# Thread: Proving that there aren't any more homomorphisms

1. ## Proving that there aren't any more homomorphisms

I was asked to find all homomorphisms $\displaystyle \Phi :\mathbb{Z}\to\mathbb{Z}$

I'm fairly convinced in my own mind that all of them are $\displaystyle \Phi (x)=cx \ \forall \ c \in \mathbb{Z}$

I can show that these are homomorphisms by claiming that $\displaystyle \Phi$ is defined as above and:

1. $\displaystyle \Phi (a+b)=\Phi(a)+\Phi(b)$ (definition of homomorphism)
2. $\displaystyle c(a+b)=c(a)+c(b)$ (1, my def. of $\displaystyle \Phi$)
3. $\displaystyle ca+cb=ca+cb$ (2, distributive prop.)

So, how do I show now that there are no other homomorphisms?

2. ## Re: Proving that there aren't any more homomorphisms

Hi beebe!

Let's make an arbitrary choice for $\displaystyle \Phi(1)$.
Suppose $\displaystyle \Phi(1)=c$.
Now what does $\displaystyle \Phi(x)$ have to be (and why)?

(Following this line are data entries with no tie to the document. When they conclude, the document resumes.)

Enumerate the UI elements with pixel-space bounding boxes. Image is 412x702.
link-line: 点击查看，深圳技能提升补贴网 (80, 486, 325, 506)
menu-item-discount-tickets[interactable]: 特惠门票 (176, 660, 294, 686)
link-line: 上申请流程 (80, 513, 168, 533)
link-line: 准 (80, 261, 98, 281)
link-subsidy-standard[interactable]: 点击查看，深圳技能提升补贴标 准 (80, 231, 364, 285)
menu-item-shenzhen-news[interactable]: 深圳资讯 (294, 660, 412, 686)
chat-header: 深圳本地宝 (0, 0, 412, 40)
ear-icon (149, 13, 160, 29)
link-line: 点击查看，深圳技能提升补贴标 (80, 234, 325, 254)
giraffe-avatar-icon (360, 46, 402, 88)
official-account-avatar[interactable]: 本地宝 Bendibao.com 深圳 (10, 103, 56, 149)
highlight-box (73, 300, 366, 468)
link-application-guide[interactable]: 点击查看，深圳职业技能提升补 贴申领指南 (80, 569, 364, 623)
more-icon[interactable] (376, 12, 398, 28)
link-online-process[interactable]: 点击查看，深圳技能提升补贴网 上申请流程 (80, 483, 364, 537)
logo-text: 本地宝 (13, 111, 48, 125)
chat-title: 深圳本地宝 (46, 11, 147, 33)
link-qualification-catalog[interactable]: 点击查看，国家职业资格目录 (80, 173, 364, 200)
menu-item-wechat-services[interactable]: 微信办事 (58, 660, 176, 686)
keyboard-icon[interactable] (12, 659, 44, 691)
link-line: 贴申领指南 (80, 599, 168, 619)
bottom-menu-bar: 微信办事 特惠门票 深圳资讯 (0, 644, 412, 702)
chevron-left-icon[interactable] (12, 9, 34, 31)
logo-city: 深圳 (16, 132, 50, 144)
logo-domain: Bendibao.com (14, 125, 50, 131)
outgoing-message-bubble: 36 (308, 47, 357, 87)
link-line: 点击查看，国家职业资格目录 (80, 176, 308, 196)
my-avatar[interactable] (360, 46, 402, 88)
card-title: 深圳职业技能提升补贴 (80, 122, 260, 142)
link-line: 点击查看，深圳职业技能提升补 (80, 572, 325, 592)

3. ## Re: Proving that there aren't any more homomorphisms

more generally, if G is any cyclic group, with generator x, and φ:G→G is a homomorphism, you can show that φ is completely determined by φ(x).

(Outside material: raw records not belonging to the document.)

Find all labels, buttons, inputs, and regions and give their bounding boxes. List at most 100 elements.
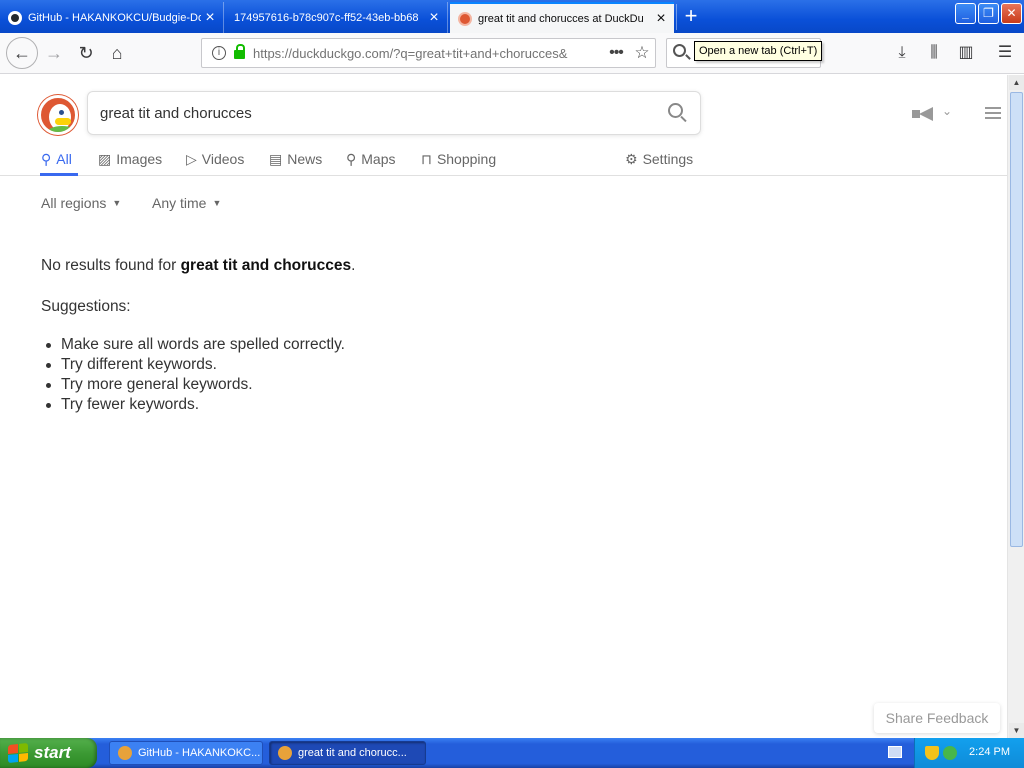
browser-tab-bar: GitHub - HAKANKOKCU/Budgie-Do × 17495761… — [0, 0, 1024, 33]
caret-down-icon: ▼ — [112, 198, 122, 208]
images-icon: ▨ — [98, 150, 112, 167]
tab-label: Maps — [361, 151, 396, 167]
search-tabs: ⚲ All ▨ Images ▷ Videos ▤ News ⚲ Maps ⊓ … — [0, 141, 1007, 176]
tab-label: 174957616-b78c907c-ff52-43eb-bb68 — [234, 11, 419, 24]
start-button[interactable]: start — [0, 738, 97, 768]
browser-tab-duckduckgo[interactable]: great tit and chorucces at DuckDu × — [450, 2, 674, 33]
taskbar-item-label: GitHub - HAKANKOKC... — [138, 747, 261, 759]
tab-shopping[interactable]: ⊓ Shopping — [421, 149, 496, 169]
url-bar[interactable]: i https://duckduckgo.com/?q=great+tit+an… — [201, 38, 656, 68]
home-icon: ⌂ — [111, 43, 123, 63]
tab-maps[interactable]: ⚲ Maps — [346, 149, 396, 169]
tab-label: Videos — [201, 151, 245, 167]
tab-images[interactable]: ▨ Images — [98, 149, 162, 169]
news-icon: ▤ — [269, 150, 283, 167]
menu-icon[interactable]: ☰ — [995, 43, 1015, 63]
firefox-icon — [118, 746, 132, 760]
bookmark-star-icon[interactable]: ☆ — [629, 43, 655, 63]
list-item: Try different keywords. — [41, 355, 345, 375]
suggestion-list: Make sure all words are spelled correctl… — [41, 335, 345, 415]
tab-news[interactable]: ▤ News — [269, 149, 322, 169]
search-button[interactable] — [668, 103, 688, 123]
region-filter-dropdown[interactable]: All regions ▼ — [41, 195, 121, 211]
search-box — [87, 91, 701, 135]
taskbar-item-label: great tit and chorucc... — [298, 747, 407, 759]
tab-label: GitHub - HAKANKOKCU/Budgie-Do — [28, 11, 201, 24]
windows-logo-icon — [8, 742, 28, 764]
no-results-query: great tit and chorucces — [180, 257, 352, 274]
tab-close-icon[interactable]: × — [425, 9, 443, 27]
megaphone-icon[interactable] — [912, 107, 938, 121]
no-results-suffix: . — [351, 257, 356, 274]
new-tab-button[interactable]: + — [676, 4, 705, 30]
list-item: Try more general keywords. — [41, 375, 345, 395]
list-item: Try fewer keywords. — [41, 395, 345, 415]
vertical-scrollbar[interactable]: ▲ ▼ — [1007, 75, 1024, 738]
system-tray: 2:24 PM — [914, 738, 1024, 768]
tab-label: Shopping — [436, 151, 497, 167]
tab-label: great tit and chorucces at DuckDu — [478, 12, 644, 25]
scroll-thumb[interactable] — [1010, 92, 1023, 547]
search-icon: ⚲ — [41, 150, 52, 167]
taskbar: start GitHub - HAKANKOKC... great tit an… — [0, 738, 1024, 768]
browser-tab-github[interactable]: GitHub - HAKANKOKCU/Budgie-Do × — [0, 2, 224, 33]
restore-button[interactable]: ❐ — [978, 3, 999, 24]
downloads-icon[interactable]: ⤓ — [892, 43, 912, 63]
site-info-icon[interactable]: i — [212, 46, 226, 60]
tab-label: Settings — [642, 151, 694, 167]
home-button[interactable]: ⌂ — [103, 39, 131, 67]
no-results-message: No results found for great tit and choru… — [41, 257, 355, 275]
new-tab-tooltip: Open a new tab (Ctrl+T) — [694, 41, 823, 61]
hamburger-menu-icon[interactable] — [985, 107, 1001, 120]
browser-nav-bar: ← → ↻ ⌂ i https://duckduckgo.com/?q=grea… — [0, 33, 1024, 74]
videos-icon: ▷ — [186, 150, 197, 167]
forward-arrow-icon: → — [45, 43, 63, 63]
tab-label: All — [56, 151, 72, 167]
security-shield-icon[interactable] — [925, 746, 939, 760]
tab-label: News — [287, 151, 323, 167]
caret-down-icon: ▼ — [212, 198, 222, 208]
duckduckgo-favicon-icon — [458, 11, 472, 26]
tab-label: Images — [116, 151, 163, 167]
clock[interactable]: 2:24 PM — [969, 746, 1010, 758]
page-actions-icon[interactable]: ••• — [603, 44, 629, 62]
duckduckgo-logo[interactable] — [38, 95, 78, 135]
scroll-down-icon[interactable]: ▼ — [1009, 723, 1024, 738]
lock-icon[interactable] — [234, 44, 245, 59]
scroll-up-icon[interactable]: ▲ — [1009, 75, 1024, 90]
reload-button[interactable]: ↻ — [72, 39, 100, 67]
taskbar-item-duckduckgo[interactable]: great tit and chorucc... — [269, 741, 426, 765]
back-arrow-icon: ← — [13, 43, 31, 63]
share-feedback-button[interactable]: Share Feedback — [874, 703, 1000, 733]
tab-close-icon[interactable]: × — [652, 10, 670, 28]
no-results-prefix: No results found for — [41, 257, 181, 274]
time-filter-dropdown[interactable]: Any time ▼ — [152, 195, 221, 211]
tab-settings[interactable]: ⚙ Settings — [625, 149, 693, 169]
sidebar-icon[interactable]: ▥ — [956, 43, 976, 63]
search-input[interactable] — [100, 102, 640, 124]
settings-sliders-icon: ⚙ — [625, 150, 638, 167]
chevron-down-icon[interactable]: ⌄ — [942, 104, 952, 118]
page-content: ⌄ ⚲ All ▨ Images ▷ Videos ▤ News ⚲ Maps … — [0, 75, 1007, 738]
list-item: Make sure all words are spelled correctl… — [41, 335, 345, 355]
forward-button[interactable]: → — [40, 39, 68, 67]
tab-close-icon[interactable]: × — [201, 9, 219, 27]
library-icon[interactable]: ⫼ — [924, 43, 944, 63]
browser-tab-image[interactable]: 174957616-b78c907c-ff52-43eb-bb68 × — [226, 2, 448, 33]
url-text[interactable]: https://duckduckgo.com/?q=great+tit+and+… — [253, 46, 603, 61]
shopping-bag-icon: ⊓ — [421, 150, 432, 167]
search-icon — [673, 44, 686, 57]
close-window-button[interactable]: ✕ — [1001, 3, 1022, 24]
minimize-button[interactable]: _ — [955, 3, 976, 24]
keyboard-icon[interactable] — [888, 746, 902, 758]
tab-videos[interactable]: ▷ Videos — [186, 149, 244, 169]
region-filter-label: All regions — [41, 195, 107, 211]
active-tab-indicator — [40, 173, 78, 176]
taskbar-item-github[interactable]: GitHub - HAKANKOKC... — [109, 741, 263, 765]
network-icon[interactable] — [943, 746, 957, 760]
map-pin-icon: ⚲ — [346, 150, 357, 167]
suggestions-title: Suggestions: — [41, 298, 131, 315]
back-button[interactable]: ← — [6, 37, 38, 69]
tab-all[interactable]: ⚲ All — [41, 149, 72, 169]
start-label: start — [34, 743, 71, 762]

(because $\displaystyle \varphi(x^k) = (\varphi(x))^k$). so if $\displaystyle \varphi(x) = x^m$, we have $\displaystyle \varphi:x^k \to x^{km}$.

now $\displaystyle \mathbb{Z}$ is cyclic, with generator 1, so....

(recall that in $\displaystyle \mathbb{Z}$, $\displaystyle x^k = x+x+\dots+x\ \text{(k times)}= kx$).